The University of Cincinnati’s Department of Romance and Arabic Languages and Literatures (RALL) has been awarded a $715,000 grant from the U.S. Department of Education to create a new Language Resource Center in UC’s College of Arts and Sciences.
The center, called the Curricular Enhancement, Development, Access, and Research Language Resource Center (CEDAR LRC), will serve the nation through the development, provision and research of leading-edge curricular materials for language learners from kindergarten through postsecondary levels. The resources developed here will also benefit UC students taking one of the over 100 courses that RALL offers each semester that will be made publicly available to language educators nationwide.

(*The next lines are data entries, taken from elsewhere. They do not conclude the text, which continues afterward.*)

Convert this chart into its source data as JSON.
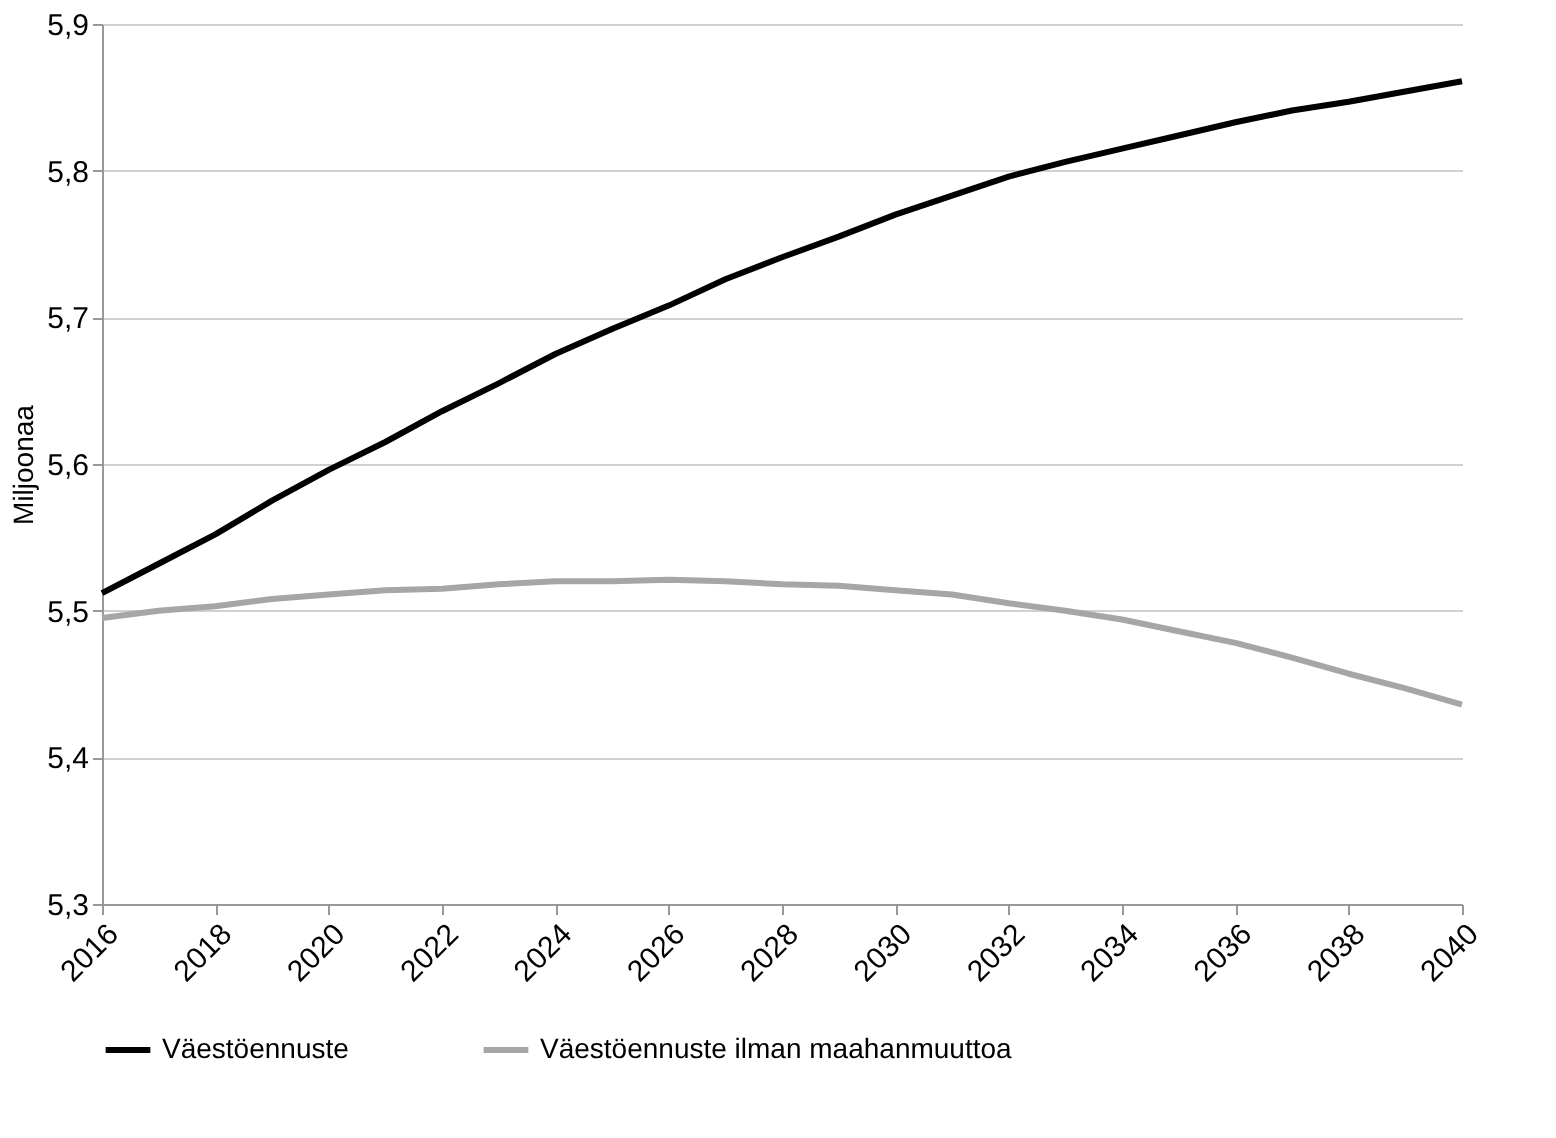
{
  "chart_data": {
    "type": "line",
    "ylabel": "Miljoonaa",
    "x": [
      2016,
      2017,
      2018,
      2019,
      2020,
      2021,
      2022,
      2023,
      2024,
      2025,
      2026,
      2027,
      2028,
      2029,
      2030,
      2031,
      2032,
      2033,
      2034,
      2035,
      2036,
      2037,
      2038,
      2039,
      2040
    ],
    "series": [
      {
        "name": "Väestöennuste",
        "color": "#000000",
        "values": [
          5.512,
          5.532,
          5.552,
          5.575,
          5.596,
          5.615,
          5.636,
          5.655,
          5.675,
          5.692,
          5.708,
          5.726,
          5.741,
          5.755,
          5.77,
          5.783,
          5.796,
          5.806,
          5.815,
          5.824,
          5.833,
          5.841,
          5.847,
          5.854,
          5.861
        ]
      },
      {
        "name": "Väestöennuste ilman maahanmuuttoa",
        "color": "#a6a6a6",
        "values": [
          5.495,
          5.5,
          5.503,
          5.508,
          5.511,
          5.514,
          5.515,
          5.518,
          5.52,
          5.52,
          5.521,
          5.52,
          5.518,
          5.517,
          5.514,
          5.511,
          5.505,
          5.5,
          5.494,
          5.486,
          5.478,
          5.468,
          5.457,
          5.447,
          5.436
        ]
      }
    ],
    "xlim": [
      2016,
      2040
    ],
    "xticks": [
      2016,
      2018,
      2020,
      2022,
      2024,
      2026,
      2028,
      2030,
      2032,
      2034,
      2036,
      2038,
      2040
    ],
    "ylim": [
      5.3,
      5.9
    ],
    "yticks": [
      {
        "value": 5.3,
        "label": "5,3"
      },
      {
        "value": 5.4,
        "label": "5,4"
      },
      {
        "value": 5.5,
        "label": "5,5"
      },
      {
        "value": 5.6,
        "label": "5,6"
      },
      {
        "value": 5.7,
        "label": "5,7"
      },
      {
        "value": 5.8,
        "label": "5,8"
      },
      {
        "value": 5.9,
        "label": "5,9"
      }
    ],
    "grid": "y",
    "legend": "bottom",
    "marker": "none",
    "line_style": "solid"
  }
}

“This is truly an outstanding achievement that considerably contributes to the profile of RALL and UC,” says Thérèse Migraine-George, professor and RALL department head.
Starting with 10 inaugural projects, the center will build upon UC’s existing foundational investments in these major areas: Arabic language instruction, virtual reality (VR) technology for language learning and institutional partnerships with entities for language teaching and learning outside of UC, with particular consideration for less commonly taught languages (LCTLs).

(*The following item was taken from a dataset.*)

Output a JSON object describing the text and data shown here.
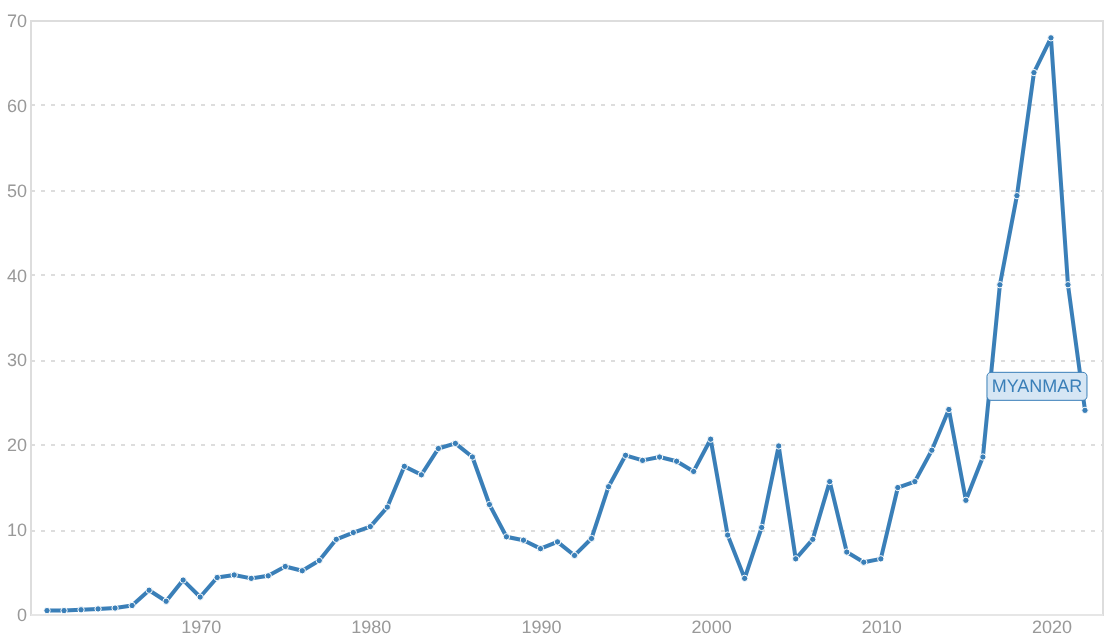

For example, RALL faculty will develop a series of VR lesson modules that guide learners through “a day in the life” of Arabic and Spanish speakers from communities within the United States.
“The investment in VR is especially relevant as digital learning has shifted to the forefront of the national educational landscape following the global pandemic,” says Kara Moranski, RALL assistant professor.
Moranski will be co-directing the center with Juan Godoy Peñas, an assistant professor educator at RALL. Anne Lingwall Odio, also an assistant professor educator at RALL, will serve as the associate director of projects and partnerships. The three prepared the grant proposal together.
One of the partnerships, with Union Institute & University based in Cincinnati, will focus on teaching Nahuatl, an indigenous language of Mexico which is still spoken in parts of Mexico and the United States.
“The grant gives us the resources to be inclusive of less commonly taught languages and teach them in very innovative ways,” says Godoy Peñas.
Additionally, the center will also be of benefit to Cincinnati-area public and private school teachers, with language instruction workshops throughout the summers.
“We intend to be a hub for language teaching, research and learning,” says Moranski.